Because acute HIV may not have symptoms, it is very important to get tested for HIV every 3–6 months. Below is some additional information on why testing is important to protect yourself and your community:
Depending on the country, between 20–50% of people living with HIV are unaware they are infected and therefore might infect others without knowing. Among those in the acute infection stage, a much larger majority is unaware of their status and risks unknowingly transmitting the virus.
Starting HIV treatment as soon as possible after infection may reduce the virus’s ability to replicate and decrease the likelihood of transmitting the virus to others. However, until national guidelines are changed, access to early treatment will remain difficult in many countries.
Protect your community! During the first few months of infection, you are at higher risk of transmitting to others. In the acute stage, the virus is highly concentrated in the body, so sexual transmission is made easier through the exchange of body fluids like blood, semen, and vaginal fluids. Transmission during acute HIV infection accounts for half of all new transmissions to other people.
How is Acute HIV detected?
The most common HIV test is an antibody test (also known as an ELISA), which looks for antibodies that your body specifically makes in response to the HIV virus. These antibodies may not be present in the blood for several weeks to a few months following infection. Rapid HIV tests, done using blood or oral fluids, are antibody tests. This is why it is possible that your rapid test result could come back negative even though you have already been infected.
The second type of HIV test, nucleic acid testing (NAT), looks for the HIV virus itself. This test will detect the HIV virus as early as five days after infection, so it is an important test for diagnosing those recently infected with HIV.
The ELISA antibody test can come back negative or indeterminate for someone with acute HIV infection. However, the NAT will have a positive result during acute infection. A negative or indeterminate HIV antibody test and a positive RNA test strongly suggest acute HIV infection.
Challenges in Acute HIV Detection
Nucleic acid testing can be expensive, meaning it is often unavailable in many settings and to those with limited financial resources.
Smaller clinics or health centers may not have the necessary resources to identify acute HIV infection and may tell someone they are negative when they are not.
Stigma and discrimination remain major obstacles in encouraging people to get tested routinely.
Access to early treatment for HIV-positive individuals is showing promising signs of reducing the probability of transmitting HIV to others.
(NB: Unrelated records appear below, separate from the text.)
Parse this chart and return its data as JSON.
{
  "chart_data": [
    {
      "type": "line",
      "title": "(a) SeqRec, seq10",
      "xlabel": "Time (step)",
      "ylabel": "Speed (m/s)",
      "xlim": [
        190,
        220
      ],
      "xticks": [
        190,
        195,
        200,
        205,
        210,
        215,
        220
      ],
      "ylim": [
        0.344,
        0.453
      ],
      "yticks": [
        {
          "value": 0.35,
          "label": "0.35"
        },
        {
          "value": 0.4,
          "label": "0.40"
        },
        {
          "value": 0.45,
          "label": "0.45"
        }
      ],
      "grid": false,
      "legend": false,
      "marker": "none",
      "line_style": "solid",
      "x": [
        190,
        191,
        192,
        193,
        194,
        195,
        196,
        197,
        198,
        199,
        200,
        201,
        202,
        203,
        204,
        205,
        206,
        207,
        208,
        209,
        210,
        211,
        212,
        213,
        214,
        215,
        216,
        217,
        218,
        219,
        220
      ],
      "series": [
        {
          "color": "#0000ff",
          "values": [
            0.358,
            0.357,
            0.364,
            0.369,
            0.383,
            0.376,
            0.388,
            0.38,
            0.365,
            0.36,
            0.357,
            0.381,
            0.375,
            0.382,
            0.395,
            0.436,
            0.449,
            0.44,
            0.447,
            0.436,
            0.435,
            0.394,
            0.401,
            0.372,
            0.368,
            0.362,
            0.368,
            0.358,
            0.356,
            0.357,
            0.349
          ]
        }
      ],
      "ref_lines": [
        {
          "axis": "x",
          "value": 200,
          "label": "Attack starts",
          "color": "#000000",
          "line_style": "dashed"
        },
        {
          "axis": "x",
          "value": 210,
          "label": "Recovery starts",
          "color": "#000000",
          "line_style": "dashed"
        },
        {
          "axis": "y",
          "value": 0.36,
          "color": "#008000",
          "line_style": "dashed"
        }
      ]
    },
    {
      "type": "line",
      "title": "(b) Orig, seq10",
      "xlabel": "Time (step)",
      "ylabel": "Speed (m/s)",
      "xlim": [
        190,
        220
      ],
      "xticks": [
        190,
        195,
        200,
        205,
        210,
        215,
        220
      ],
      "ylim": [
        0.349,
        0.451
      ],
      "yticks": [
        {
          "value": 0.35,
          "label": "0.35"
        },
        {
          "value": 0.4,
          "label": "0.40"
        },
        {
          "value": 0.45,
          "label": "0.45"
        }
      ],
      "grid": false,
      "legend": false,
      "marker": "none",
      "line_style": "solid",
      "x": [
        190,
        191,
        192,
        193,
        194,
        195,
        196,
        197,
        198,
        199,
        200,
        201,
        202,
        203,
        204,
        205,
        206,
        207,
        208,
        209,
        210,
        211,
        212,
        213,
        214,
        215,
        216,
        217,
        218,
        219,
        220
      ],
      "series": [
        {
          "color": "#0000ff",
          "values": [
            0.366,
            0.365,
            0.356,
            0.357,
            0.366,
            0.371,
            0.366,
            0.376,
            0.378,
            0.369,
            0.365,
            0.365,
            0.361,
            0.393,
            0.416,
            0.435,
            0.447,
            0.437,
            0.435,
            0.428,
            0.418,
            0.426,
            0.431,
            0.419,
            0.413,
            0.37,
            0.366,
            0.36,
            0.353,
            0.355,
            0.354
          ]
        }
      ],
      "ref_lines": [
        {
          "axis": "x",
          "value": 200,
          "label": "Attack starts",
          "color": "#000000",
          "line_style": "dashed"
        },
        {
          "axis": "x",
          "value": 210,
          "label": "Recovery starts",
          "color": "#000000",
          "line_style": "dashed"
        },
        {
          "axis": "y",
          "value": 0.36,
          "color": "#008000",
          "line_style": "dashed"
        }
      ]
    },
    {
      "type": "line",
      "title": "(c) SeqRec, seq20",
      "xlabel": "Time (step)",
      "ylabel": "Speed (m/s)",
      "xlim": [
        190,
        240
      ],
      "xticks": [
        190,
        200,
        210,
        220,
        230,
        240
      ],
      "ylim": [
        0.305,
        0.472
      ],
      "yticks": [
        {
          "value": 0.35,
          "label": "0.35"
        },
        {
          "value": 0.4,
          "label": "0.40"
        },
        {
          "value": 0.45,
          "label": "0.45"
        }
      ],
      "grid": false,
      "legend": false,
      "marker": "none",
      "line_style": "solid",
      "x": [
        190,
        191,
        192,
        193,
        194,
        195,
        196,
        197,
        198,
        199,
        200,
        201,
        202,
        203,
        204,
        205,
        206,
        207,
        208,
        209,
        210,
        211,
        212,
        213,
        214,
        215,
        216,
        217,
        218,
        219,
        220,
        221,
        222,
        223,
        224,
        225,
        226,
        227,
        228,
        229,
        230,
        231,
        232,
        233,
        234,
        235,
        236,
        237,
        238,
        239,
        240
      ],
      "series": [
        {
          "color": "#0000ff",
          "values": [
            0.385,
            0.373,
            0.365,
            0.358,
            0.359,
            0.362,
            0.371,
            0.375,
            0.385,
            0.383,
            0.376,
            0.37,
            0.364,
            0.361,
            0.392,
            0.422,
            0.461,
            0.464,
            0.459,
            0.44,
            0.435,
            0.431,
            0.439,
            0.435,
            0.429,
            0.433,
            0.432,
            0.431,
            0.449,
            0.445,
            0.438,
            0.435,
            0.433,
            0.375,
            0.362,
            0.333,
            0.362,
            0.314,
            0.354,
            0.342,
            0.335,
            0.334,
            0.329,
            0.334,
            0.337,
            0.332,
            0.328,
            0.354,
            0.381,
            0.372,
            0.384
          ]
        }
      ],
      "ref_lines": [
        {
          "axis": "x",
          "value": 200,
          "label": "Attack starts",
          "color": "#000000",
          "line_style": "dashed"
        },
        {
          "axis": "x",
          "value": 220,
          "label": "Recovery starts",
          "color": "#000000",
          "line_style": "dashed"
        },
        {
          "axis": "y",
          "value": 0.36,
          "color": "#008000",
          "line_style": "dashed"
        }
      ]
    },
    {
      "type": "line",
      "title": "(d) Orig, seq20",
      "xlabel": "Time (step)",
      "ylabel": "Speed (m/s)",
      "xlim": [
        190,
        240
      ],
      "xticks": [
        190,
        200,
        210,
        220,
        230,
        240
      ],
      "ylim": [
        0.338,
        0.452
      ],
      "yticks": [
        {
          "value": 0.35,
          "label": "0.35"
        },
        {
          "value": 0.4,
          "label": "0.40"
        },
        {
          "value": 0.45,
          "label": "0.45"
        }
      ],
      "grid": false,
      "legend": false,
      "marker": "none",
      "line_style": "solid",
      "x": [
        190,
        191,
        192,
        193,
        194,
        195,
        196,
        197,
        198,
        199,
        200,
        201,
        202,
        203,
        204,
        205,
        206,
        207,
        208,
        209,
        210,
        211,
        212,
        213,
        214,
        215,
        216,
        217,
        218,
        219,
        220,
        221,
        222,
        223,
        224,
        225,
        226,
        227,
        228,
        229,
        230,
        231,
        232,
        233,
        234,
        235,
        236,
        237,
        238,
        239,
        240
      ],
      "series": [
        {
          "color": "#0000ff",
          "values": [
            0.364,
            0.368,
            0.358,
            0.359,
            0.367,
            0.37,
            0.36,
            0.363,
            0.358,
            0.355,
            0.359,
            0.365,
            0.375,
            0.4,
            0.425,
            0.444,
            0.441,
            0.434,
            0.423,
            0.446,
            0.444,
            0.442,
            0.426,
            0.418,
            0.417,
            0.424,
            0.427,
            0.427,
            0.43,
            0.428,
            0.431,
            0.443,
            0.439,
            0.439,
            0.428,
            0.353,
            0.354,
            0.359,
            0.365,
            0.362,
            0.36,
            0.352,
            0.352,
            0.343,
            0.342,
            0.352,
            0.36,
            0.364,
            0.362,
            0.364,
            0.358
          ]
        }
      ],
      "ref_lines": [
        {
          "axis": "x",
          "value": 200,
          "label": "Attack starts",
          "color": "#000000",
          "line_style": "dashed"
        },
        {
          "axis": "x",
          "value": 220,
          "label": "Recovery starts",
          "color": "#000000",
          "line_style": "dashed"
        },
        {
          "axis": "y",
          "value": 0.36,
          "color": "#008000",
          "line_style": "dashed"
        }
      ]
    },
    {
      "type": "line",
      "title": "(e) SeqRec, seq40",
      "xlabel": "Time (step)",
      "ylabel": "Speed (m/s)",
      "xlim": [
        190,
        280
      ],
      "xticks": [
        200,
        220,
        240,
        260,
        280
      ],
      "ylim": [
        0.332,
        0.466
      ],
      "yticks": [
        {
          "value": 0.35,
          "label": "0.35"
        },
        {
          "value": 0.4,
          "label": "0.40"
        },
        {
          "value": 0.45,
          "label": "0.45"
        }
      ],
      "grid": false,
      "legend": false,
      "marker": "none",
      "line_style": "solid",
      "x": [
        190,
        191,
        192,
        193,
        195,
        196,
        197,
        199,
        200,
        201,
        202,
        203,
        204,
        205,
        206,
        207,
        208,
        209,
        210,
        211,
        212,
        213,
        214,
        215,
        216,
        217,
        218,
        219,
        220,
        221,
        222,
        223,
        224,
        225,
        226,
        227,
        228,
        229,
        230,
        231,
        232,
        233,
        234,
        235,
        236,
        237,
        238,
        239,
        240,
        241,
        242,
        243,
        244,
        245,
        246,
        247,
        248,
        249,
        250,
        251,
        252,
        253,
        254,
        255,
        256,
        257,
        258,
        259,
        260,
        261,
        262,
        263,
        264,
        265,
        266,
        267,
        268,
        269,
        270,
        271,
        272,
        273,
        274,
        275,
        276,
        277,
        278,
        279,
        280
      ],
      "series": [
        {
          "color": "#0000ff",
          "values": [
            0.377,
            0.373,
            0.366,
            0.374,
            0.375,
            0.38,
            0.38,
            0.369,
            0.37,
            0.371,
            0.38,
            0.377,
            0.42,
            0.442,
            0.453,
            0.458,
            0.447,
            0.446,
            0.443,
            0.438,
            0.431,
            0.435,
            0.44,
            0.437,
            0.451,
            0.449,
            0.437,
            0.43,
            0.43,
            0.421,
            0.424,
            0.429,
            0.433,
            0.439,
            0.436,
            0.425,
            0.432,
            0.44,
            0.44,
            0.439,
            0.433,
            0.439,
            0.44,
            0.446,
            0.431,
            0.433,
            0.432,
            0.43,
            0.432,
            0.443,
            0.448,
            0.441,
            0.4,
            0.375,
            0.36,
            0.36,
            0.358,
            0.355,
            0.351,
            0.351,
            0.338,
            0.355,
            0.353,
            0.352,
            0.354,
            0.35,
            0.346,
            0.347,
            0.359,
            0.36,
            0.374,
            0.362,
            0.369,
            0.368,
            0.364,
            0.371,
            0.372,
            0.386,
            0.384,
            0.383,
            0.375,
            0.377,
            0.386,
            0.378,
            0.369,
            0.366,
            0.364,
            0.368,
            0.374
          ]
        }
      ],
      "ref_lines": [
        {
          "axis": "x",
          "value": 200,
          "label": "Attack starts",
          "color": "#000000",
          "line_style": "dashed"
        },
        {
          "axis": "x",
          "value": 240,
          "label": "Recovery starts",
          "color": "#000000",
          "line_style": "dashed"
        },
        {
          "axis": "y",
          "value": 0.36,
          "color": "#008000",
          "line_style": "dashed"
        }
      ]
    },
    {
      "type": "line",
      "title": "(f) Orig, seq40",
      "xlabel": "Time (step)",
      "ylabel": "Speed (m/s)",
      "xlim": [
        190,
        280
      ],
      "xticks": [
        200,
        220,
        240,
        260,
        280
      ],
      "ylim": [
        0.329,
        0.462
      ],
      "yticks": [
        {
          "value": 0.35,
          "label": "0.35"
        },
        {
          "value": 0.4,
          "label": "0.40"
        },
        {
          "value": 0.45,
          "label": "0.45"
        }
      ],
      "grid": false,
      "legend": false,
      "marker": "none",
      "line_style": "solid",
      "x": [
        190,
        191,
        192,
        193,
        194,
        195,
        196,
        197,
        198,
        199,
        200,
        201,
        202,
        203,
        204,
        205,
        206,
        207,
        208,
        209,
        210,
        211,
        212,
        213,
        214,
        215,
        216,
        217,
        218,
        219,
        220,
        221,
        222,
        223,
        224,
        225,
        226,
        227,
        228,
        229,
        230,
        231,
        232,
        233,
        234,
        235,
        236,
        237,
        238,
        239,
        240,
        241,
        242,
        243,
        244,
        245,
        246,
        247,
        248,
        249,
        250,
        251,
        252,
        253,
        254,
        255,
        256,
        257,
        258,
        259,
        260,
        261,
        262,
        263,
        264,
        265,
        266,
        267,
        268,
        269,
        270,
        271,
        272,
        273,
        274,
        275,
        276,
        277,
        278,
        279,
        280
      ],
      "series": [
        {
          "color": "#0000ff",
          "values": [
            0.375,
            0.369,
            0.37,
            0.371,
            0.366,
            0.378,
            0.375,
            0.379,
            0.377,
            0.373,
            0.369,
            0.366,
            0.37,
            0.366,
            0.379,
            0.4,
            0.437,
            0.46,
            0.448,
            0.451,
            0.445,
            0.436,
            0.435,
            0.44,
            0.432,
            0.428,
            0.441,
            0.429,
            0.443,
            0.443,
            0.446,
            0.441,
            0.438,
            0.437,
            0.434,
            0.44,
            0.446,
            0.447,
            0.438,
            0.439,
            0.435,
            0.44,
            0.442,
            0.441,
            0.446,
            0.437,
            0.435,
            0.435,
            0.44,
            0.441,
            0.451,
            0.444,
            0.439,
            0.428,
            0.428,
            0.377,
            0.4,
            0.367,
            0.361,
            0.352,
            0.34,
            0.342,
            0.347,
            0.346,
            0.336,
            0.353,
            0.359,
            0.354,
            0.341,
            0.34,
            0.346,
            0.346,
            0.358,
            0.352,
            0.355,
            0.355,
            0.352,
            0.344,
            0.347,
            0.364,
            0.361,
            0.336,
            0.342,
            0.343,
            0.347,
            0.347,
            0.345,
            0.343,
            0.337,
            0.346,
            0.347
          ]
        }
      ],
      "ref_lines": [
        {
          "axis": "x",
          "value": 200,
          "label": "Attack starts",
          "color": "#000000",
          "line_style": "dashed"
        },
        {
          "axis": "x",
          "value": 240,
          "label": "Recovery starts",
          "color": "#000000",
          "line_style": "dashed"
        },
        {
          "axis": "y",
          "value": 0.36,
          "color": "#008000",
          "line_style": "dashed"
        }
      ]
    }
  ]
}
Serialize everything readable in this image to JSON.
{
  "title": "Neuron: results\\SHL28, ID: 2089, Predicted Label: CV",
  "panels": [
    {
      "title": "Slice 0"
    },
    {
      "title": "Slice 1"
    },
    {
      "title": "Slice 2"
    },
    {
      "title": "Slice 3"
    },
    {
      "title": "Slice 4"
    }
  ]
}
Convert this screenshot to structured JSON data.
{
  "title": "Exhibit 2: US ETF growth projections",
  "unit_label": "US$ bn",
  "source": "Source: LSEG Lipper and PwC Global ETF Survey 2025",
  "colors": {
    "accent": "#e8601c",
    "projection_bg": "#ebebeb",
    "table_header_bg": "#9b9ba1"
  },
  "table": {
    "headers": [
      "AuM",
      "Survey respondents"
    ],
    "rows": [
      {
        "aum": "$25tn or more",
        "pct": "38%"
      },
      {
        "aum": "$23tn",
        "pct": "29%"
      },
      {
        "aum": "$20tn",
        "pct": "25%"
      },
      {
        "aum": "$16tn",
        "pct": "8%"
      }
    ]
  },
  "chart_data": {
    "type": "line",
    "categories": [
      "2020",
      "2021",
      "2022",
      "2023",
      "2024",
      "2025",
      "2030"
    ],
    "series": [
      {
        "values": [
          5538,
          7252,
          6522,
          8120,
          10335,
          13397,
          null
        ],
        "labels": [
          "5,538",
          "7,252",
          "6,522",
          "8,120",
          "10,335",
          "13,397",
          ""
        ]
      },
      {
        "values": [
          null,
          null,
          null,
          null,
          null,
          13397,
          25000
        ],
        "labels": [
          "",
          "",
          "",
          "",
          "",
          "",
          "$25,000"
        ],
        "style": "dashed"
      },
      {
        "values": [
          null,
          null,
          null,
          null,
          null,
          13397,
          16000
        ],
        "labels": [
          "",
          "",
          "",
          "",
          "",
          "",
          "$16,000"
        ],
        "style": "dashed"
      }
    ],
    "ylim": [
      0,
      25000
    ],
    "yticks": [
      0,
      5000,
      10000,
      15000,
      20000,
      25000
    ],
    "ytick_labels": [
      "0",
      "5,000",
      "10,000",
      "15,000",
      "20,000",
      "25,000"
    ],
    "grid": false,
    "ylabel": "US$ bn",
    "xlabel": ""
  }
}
However, official guidelines are not yet recommending this, and national treatment guideline may render early treatment impossible in many countries.
Why is Acute Infection Important for GMT Program Implementers and Activists?
As noted above, when a person has recently been infected with HIV (acute infection), it is more likely they can infect others through unprotected anal intercourse. This makes reaching out to GMT community members to help them understand what acute infection is all about very important. GMT educators and activists should help GMT individuals understand that if they have had unprotected anal intercourse sex and then develop flu-like systems a week or two later, they may have been exposed to HIV and should be tested right away, ideally with a nucleic acid test if it is available. They also should be using condoms and lubricant, as their condition may make it easier for them to infect others. We need to help our communities take control of the epidemic by seeking out ways to reduce HIV throughout the community.